The most important considerations for dolphin-spotting are choosing an ethical guide and having patience. But you can also give yourself a greater chance of having a magical experience by choosing a destination that is world-renowned for exactly this.
Based on recommendations from travellers from all over the globe, Booking.com’s data experts compiled a data-driven list of the top destinations for dolphin-spotting. So take your pick from the following places to see these phenomenal creatures in their natural habitat.
With hypnotizing sunsets over glistening blue sea and rickety wooden piers, Monkey Mia is a magical destination before you even factor in the chance to interact with the local dolphins. It was established as a marine reserve in 1990 and the animals are still painstakingly cared for. The friendly pod of wild bottlenose dolphins visit the beach daily to interact with humans and it’s known as one of the most reliable and rewarding experiences of its kind in the world.
Not exactly exotic but still home to the UK’s biggest pod of dolphins, regular boat trips run from Newquay out to Cardigan Bay for dolphin-watching. Cruising past the craggy Cornish coastline, you’ll be spoilt for sightings of bottlenose dolphins and other marine wildlife. Newquay Grey Seals are a common sight and if you’re lucky, you’ll come across porpoises and perhaps even orcas, basking sharks and whales.
The variety of dolphins that visit the shores of Oman make Khasab a strong contender for the world’s best dolphin-spotting. Striped dolphins, Rough-toothed dokphins, Spinner dolphins and many more can be frequently seen from the shore, swimming in packs. Take a trip out on a dhow (a traditional wooden-hulled Arabian boat) and you’ll be left speechless at the mighty, ochre rock formations and lime green water, let alone the dolphins swimming by the side of the boat.
Sri Lanka’s rugged, tropical beauty punctuated with palm trees and coral reefs makes it a particularly special place to see dolphins in the wild. Often you’ll see thousands at once, leaping and twirling out of the water. The slender-snouted Spinner dolphin is the most common but you’re likely to spot several others, as well as a whale if you’re patient and quiet enough. You’d be best advised to go when monsoon season is over and the seas are relatively calm.

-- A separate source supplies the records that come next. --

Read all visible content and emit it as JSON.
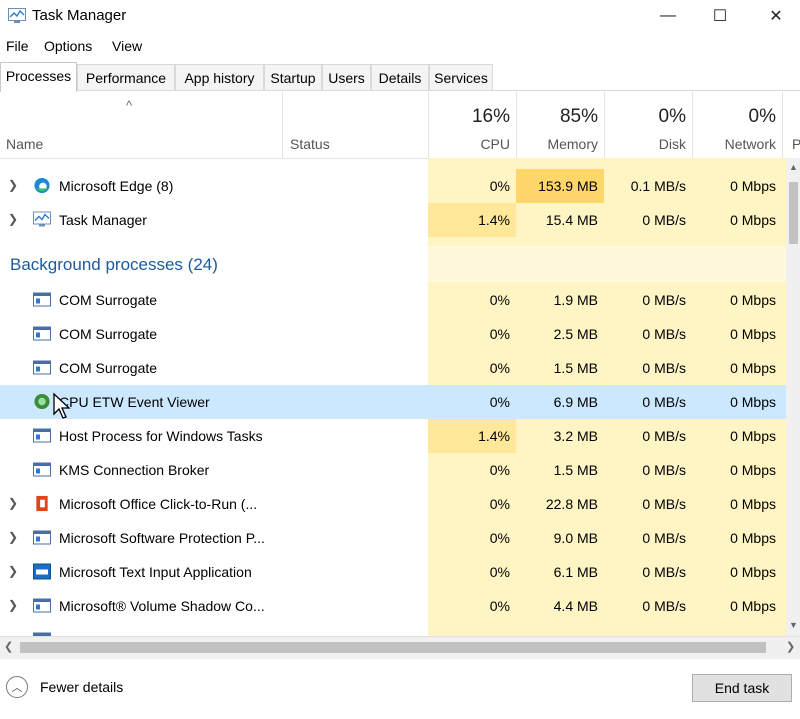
{
  "window": {
    "title": "Task Manager"
  },
  "menu": [
    "File",
    "Options",
    "View"
  ],
  "tabs": [
    "Processes",
    "Performance",
    "App history",
    "Startup",
    "Users",
    "Details",
    "Services"
  ],
  "columns": {
    "name": "Name",
    "status": "Status",
    "cpu": {
      "percent": "16%",
      "label": "CPU"
    },
    "memory": {
      "percent": "85%",
      "label": "Memory"
    },
    "disk": {
      "percent": "0%",
      "label": "Disk"
    },
    "network": {
      "percent": "0%",
      "label": "Network"
    },
    "power_partial": "P"
  },
  "apps": [
    {
      "name": "Microsoft Edge (8)",
      "cpu": "0%",
      "memory": "153.9 MB",
      "disk": "0.1 MB/s",
      "network": "0 Mbps",
      "icon": "edge-icon"
    },
    {
      "name": "Task Manager",
      "cpu": "1.4%",
      "memory": "15.4 MB",
      "disk": "0 MB/s",
      "network": "0 Mbps",
      "icon": "task-manager-icon"
    }
  ],
  "background_title": "Background processes (24)",
  "background": [
    {
      "name": "COM Surrogate",
      "cpu": "0%",
      "memory": "1.9 MB",
      "disk": "0 MB/s",
      "network": "0 Mbps"
    },
    {
      "name": "COM Surrogate",
      "cpu": "0%",
      "memory": "2.5 MB",
      "disk": "0 MB/s",
      "network": "0 Mbps"
    },
    {
      "name": "COM Surrogate",
      "cpu": "0%",
      "memory": "1.5 MB",
      "disk": "0 MB/s",
      "network": "0 Mbps"
    },
    {
      "name": "CPU ETW Event Viewer",
      "cpu": "0%",
      "memory": "6.9 MB",
      "disk": "0 MB/s",
      "network": "0 Mbps"
    },
    {
      "name": "Host Process for Windows Tasks",
      "cpu": "1.4%",
      "memory": "3.2 MB",
      "disk": "0 MB/s",
      "network": "0 Mbps"
    },
    {
      "name": "KMS Connection Broker",
      "cpu": "0%",
      "memory": "1.5 MB",
      "disk": "0 MB/s",
      "network": "0 Mbps"
    },
    {
      "name": "Microsoft Office Click-to-Run (...",
      "cpu": "0%",
      "memory": "22.8 MB",
      "disk": "0 MB/s",
      "network": "0 Mbps"
    },
    {
      "name": "Microsoft Software Protection P...",
      "cpu": "0%",
      "memory": "9.0 MB",
      "disk": "0 MB/s",
      "network": "0 Mbps"
    },
    {
      "name": "Microsoft Text Input Application",
      "cpu": "0%",
      "memory": "6.1 MB",
      "disk": "0 MB/s",
      "network": "0 Mbps"
    },
    {
      "name": "Microsoft® Volume Shadow Co...",
      "cpu": "0%",
      "memory": "4.4 MB",
      "disk": "0 MB/s",
      "network": "0 Mbps"
    }
  ],
  "footer": {
    "fewer_details": "Fewer details",
    "end_task": "End task"
  },
  "colors": {
    "heat_light": "#fff4c4",
    "heat_mid": "#ffe89a",
    "heat_strong": "#ffd66a",
    "selected": "#cce8ff",
    "section": "#1c5a9e"
  }
}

The Acantilado de los Gigantes (Cliffs of the Giants) along the western coast of Tenerife have become an important tourist attraction on this dazzlingly beautiful island. Its landscape is known for its stark, volcanic nature but these colossal, steep cliffs are particularly breathtaking. And a surreal place to spot dolphins. In the harbour, visitors can set out on a small inflatable boat and get super close to the rich marine life that dwells in the sheltered water.
In Laguna, the local dolphins are not only a spectacle but a valuable asset to local fishermen. Trained to round up fish and drive them into their waiting nets, it is believed that the dolphins have been doing this for over 100 years. In return for their hard work, they’re allowed to feed off the fish that escape the nets.